In 1980, Stephen Stigler, statistics professor at the University of Chicago, described Stigler's law of eponymy. His law states that no original discoverer has his name in its scientific discovery. Even earlier, in 1903, Mark Twain, made an interesting observation: "It takes a thousand men to invent a telegraph, or a steam engine, or a phonograph, or a photograph, or a telephone or any other important thing — and the last man gets the credit, and we forget the others". Thus those applying the science will receive the glory and not the knowledge creators.

Because of this societal preference of applied science over basic science, many scientists, especially those in a career transition to the industry, may feel a sense of regret if they had pursued basic science.

How are basic and applied sciences understood? Basic science leads to a better understanding of natural phenomena; its primary purpose is to generate knowledge, and it cannot directly translate to a solution, but it can be part of a future solution. On the other hand, applied science is focused on the prompt application of the knowledge, to study something that can impact people’s lives directly—the societal contribution of the research is more evident than with basic research.

Thus, I started to think that if I had explored a more applied science it could have helped me to find a job in the industry faster or even helped me to find investments to continue with my research in academia. As most academic research is basic research, society often does not understand the value of it. A Ph.D. student working on basic science can be perceived as a student that is just taking too long to find a job, but actually most people do not understand what they are studying. Further, as the government is a reflex of its society, the public investment in academic research is getting less relevant in many countries, especially the developing ones.

I want to challenge this mindset: let’s explore here why all science matters and why you should not regret doing basic science. If we think that all science starts with a question, based on observation, or a clear societal issue, we understand better that every piece in science matters.

I see science as a jigsaw puzzle, and when it is completed, it can bring solutions for societal issues. Each piece of this puzzle is a piece of knowledge, basic knowledge.

Applied science will assemble those pieces. But it is the basic science that will create all the pieces of this puzzle. There is no puzzle without pieces.

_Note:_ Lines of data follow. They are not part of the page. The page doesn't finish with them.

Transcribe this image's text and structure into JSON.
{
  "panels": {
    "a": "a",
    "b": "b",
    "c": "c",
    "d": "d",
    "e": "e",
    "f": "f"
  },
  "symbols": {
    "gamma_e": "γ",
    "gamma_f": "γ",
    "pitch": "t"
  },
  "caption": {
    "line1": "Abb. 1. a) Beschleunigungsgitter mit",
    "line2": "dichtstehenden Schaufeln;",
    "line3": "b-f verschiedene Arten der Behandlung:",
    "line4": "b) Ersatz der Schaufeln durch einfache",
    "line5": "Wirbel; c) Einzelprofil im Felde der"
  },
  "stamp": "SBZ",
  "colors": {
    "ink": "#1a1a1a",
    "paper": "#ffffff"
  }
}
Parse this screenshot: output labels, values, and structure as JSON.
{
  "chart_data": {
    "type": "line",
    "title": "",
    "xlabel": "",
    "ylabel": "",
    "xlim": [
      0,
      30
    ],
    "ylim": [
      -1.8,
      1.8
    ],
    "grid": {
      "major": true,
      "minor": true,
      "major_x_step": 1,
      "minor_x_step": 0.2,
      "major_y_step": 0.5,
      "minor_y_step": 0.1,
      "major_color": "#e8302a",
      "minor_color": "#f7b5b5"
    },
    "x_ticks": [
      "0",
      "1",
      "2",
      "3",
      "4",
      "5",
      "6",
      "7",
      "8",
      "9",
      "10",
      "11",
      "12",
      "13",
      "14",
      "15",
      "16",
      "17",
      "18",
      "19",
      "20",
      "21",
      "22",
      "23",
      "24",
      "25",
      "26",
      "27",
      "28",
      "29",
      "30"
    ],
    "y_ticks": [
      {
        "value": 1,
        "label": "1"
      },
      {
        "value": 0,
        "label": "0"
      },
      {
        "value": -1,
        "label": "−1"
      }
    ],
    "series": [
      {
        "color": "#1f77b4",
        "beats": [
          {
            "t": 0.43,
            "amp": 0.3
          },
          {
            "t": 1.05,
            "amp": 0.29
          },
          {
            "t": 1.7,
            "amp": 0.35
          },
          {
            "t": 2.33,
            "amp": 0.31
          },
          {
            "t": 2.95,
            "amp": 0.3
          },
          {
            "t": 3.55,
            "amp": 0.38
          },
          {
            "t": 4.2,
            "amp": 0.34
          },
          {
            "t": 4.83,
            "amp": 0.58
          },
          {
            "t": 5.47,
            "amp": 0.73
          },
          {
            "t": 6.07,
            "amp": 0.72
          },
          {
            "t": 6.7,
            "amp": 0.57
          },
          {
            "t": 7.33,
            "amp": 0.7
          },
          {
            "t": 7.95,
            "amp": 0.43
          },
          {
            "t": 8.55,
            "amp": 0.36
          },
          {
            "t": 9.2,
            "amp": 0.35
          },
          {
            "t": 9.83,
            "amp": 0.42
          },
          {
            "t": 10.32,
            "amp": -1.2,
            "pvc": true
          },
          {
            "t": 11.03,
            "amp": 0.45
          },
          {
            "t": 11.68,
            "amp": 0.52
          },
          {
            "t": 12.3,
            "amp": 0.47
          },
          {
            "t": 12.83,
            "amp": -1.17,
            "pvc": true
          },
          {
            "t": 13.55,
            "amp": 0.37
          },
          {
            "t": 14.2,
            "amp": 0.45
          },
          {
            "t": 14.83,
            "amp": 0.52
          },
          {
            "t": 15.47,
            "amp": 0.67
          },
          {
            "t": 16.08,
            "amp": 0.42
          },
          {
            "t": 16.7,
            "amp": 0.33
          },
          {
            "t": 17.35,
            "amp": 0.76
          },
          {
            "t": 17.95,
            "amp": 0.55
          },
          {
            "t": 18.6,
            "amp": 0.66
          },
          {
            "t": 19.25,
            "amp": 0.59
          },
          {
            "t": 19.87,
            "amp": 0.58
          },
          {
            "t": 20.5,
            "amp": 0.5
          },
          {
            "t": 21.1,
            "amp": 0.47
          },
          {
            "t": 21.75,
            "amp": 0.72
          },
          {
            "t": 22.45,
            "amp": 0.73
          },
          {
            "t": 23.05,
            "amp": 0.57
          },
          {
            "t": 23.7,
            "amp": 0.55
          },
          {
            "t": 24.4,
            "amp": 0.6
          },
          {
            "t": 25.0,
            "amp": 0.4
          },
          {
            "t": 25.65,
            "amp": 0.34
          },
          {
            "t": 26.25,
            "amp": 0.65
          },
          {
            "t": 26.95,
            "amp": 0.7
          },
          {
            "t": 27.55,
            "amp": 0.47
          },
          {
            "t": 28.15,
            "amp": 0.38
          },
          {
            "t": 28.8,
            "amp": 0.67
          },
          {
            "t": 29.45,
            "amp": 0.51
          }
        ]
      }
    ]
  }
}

In my opinion, industry and academia should work together to help society: whether on basic or applied research. An academic culture of only “creating knowledge” is not enough; it is necessary to assemble the puzzle too. No one should regret doing basic science—everything has value for innovation!

By Elaine Lima de Souza

 

About the author

Elaine Lima De Souza

Elaine Lima de Souza, Ph.D., Content Creator

For ten years, I dedicated myself to scientific research. I have a Ph.D. in biosciences from the Federal University of Rio de Janeiro and worked three years as a postdoctoral researcher at Erasmus Medical Center in The Netherlands. I worked with rare diseases and molecular diagnostics from thyroid physiology to cancer. I’m an award-winning scientist with 14 international peer-review publications. I have expanded my knowledge related to innovation and entrepreneurship and gained insights from the Dutch business and startup ecosystem in biosciences. Moreover, I’m passionate about reading fiction and non-fiction books and sharing ideas. All of my articles reflect my personal views.